La proposta di legge sull’azione penale
L’8 ottobre 2020, allora parlamentare di Forza Italia, Giusi Bartolozzi deposita alla Camera una proposta di legge costituzionale con un punto centrale molto chiaro: togliere ai pubblici ministeri l’autonomia nell’esercizio dell’azione penale.
Il meccanismo previsto è semplice. Sarebbe il governo a stabilire le priorità investigative. In altre parole, la politica decide quali reati indagare prima e quali lasciare in secondo piano. Nella relazione introduttiva della proposta viene scritto senza giri di parole:
“La definizione delle priorità dell’esercizio dell’azione penale è un supremo compito che spetta alla politica.”
Una frase che riassume bene l’impianto dell’intero progetto. La scelta su cosa indagare e cosa no passerebbe alla politica.
Il tribunale disciplinare senza magistrati
Lo stesso giorno Bartolozzi deposita anche un’altra proposta di legge. Questa volta riguarda il sistema disciplinare della magistratura.
L’idea è la creazione di un’Alta corte disciplinare composta da nove membri. La composizione prevista è molto precisa: sei vengono nominati dal Parlamento e tre dal Presidente della Repubblica. In quell’organo non è previsto alcun rappresentante della magistratura.
Il risultato sarebbe un tribunale incaricato di giudicare i magistrati senza la presenza di magistrati al suo interno.
La terza iniziativa: una commissione parlamentare sulla giustizia
Sei mesi dopo arriva una terza proposta. La capo di gabinetto presenta un disegno di legge per istituire una Commissione parlamentare d’inchiesta sull’uso politico della giustizia.
L’idea alla base è che le procure abbiano assunto nel tempo un ruolo autonomo e fuori controllo, una sorta di potere parallelo che il Parlamento dovrebbe indagare.
Anche in questo caso il presupposto politico è chiaro: mettere sotto osservazione l’operato della magistratura e verificarne il presunto uso politico.
Tre proposte, una stessa direzione
Guardate insieme, le tre iniziative legislative mostrano una linea politica precisa. La prima punta a limitare l’autonomia dei pubblici ministeri nell’azione penale, trasferendo alla politica la scelta delle priorità investigative.

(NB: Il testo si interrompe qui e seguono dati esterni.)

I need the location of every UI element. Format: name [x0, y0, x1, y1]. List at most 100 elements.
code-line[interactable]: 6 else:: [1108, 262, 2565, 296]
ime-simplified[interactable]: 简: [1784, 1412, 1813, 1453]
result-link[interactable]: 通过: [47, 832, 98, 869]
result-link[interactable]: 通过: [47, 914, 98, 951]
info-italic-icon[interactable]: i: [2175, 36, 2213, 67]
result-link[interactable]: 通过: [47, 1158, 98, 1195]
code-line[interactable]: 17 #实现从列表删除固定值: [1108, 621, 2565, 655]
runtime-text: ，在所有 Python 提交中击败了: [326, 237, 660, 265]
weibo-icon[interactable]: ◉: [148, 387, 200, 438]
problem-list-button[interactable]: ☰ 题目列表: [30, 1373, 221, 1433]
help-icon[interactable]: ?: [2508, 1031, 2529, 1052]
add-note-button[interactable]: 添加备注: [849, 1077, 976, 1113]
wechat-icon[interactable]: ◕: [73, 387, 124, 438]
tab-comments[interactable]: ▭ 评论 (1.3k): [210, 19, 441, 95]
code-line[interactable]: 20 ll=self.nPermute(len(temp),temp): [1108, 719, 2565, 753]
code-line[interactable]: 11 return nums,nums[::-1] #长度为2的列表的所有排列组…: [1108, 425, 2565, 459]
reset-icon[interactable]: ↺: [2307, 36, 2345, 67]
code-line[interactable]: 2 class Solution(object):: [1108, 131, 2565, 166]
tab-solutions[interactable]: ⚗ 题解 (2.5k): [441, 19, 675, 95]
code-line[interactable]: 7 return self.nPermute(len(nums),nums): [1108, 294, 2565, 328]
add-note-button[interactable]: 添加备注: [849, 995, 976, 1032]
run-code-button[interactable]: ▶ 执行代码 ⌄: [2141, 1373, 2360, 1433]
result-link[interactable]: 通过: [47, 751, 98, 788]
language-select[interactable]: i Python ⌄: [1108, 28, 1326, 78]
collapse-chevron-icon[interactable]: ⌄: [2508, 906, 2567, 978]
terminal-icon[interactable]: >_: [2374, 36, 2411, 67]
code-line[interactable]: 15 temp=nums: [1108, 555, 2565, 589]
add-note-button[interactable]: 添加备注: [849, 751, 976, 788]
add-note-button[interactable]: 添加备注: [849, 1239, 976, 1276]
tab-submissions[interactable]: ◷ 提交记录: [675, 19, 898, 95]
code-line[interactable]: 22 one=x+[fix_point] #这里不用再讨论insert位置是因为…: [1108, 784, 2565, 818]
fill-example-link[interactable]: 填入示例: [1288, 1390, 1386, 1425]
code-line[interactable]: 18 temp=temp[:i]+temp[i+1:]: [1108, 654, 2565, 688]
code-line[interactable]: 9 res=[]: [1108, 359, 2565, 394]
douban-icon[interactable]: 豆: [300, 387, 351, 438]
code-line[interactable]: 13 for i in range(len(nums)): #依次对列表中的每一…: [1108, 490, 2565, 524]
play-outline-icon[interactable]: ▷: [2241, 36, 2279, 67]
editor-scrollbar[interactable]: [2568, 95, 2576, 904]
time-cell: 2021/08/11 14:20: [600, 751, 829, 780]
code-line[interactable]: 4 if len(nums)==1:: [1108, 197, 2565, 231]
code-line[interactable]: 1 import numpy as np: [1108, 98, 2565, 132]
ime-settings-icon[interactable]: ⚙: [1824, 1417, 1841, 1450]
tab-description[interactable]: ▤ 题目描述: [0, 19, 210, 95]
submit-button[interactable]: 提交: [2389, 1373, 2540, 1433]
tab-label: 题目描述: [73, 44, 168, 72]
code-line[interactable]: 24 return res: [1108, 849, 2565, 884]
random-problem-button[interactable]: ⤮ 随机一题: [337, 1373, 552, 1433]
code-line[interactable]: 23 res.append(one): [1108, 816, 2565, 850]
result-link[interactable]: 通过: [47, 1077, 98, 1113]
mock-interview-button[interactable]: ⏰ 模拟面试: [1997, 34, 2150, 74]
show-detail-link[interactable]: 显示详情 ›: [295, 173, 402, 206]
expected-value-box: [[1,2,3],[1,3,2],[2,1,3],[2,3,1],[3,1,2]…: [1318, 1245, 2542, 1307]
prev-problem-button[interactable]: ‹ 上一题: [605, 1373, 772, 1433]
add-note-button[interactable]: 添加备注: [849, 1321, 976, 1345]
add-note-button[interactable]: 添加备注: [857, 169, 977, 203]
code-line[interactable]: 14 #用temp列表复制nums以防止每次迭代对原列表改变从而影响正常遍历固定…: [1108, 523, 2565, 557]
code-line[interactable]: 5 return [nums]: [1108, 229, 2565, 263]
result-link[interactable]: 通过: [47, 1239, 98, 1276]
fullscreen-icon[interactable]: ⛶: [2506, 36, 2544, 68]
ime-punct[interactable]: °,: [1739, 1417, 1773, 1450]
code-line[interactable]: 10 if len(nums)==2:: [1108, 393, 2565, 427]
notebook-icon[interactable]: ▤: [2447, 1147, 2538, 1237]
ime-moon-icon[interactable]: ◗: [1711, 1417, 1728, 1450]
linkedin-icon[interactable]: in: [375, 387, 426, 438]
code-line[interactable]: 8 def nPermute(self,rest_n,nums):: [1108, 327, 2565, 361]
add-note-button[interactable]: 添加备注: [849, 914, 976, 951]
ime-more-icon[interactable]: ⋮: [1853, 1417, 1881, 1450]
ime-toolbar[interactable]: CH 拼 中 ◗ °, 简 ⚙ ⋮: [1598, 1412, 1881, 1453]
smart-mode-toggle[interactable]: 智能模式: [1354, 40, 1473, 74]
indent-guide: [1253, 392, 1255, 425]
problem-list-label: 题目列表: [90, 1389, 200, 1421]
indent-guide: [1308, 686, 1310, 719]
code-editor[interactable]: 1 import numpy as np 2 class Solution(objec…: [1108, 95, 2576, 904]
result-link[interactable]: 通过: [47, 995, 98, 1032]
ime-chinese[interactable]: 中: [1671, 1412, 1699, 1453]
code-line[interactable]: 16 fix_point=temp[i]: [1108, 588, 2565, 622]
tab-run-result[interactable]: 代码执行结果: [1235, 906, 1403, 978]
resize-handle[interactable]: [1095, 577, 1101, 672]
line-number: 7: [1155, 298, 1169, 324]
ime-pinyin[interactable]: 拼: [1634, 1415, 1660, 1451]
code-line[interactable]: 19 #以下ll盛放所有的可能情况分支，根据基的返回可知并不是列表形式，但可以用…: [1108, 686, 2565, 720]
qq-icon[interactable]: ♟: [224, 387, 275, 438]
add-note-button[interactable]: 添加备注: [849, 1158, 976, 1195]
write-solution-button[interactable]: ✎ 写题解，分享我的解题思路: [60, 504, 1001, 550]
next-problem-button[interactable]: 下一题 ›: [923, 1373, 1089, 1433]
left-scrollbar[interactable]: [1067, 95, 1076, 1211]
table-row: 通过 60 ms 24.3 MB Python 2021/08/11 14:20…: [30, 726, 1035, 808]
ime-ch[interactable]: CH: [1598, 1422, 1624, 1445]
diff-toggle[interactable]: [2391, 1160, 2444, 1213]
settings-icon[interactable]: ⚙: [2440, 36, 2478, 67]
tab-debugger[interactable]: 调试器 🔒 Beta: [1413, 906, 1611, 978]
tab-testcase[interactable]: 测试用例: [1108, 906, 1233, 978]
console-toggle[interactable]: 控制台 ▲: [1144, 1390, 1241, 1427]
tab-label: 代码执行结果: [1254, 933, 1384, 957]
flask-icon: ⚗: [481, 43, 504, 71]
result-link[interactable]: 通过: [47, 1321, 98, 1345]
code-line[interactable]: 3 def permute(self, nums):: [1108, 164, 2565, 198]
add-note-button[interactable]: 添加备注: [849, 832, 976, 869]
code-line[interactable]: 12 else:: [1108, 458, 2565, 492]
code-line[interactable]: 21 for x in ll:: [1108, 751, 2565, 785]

La seconda interviene sul piano disciplinare con un tribunale composto solo da membri nominati dalle istituzioni politiche.
La terza introduce una commissione parlamentare incaricata di indagare sull’operato della magistratura. Tre interventi diversi, ma tutti orientati nello stesso senso: rafforzare il ruolo della politica nel controllo della giustizia.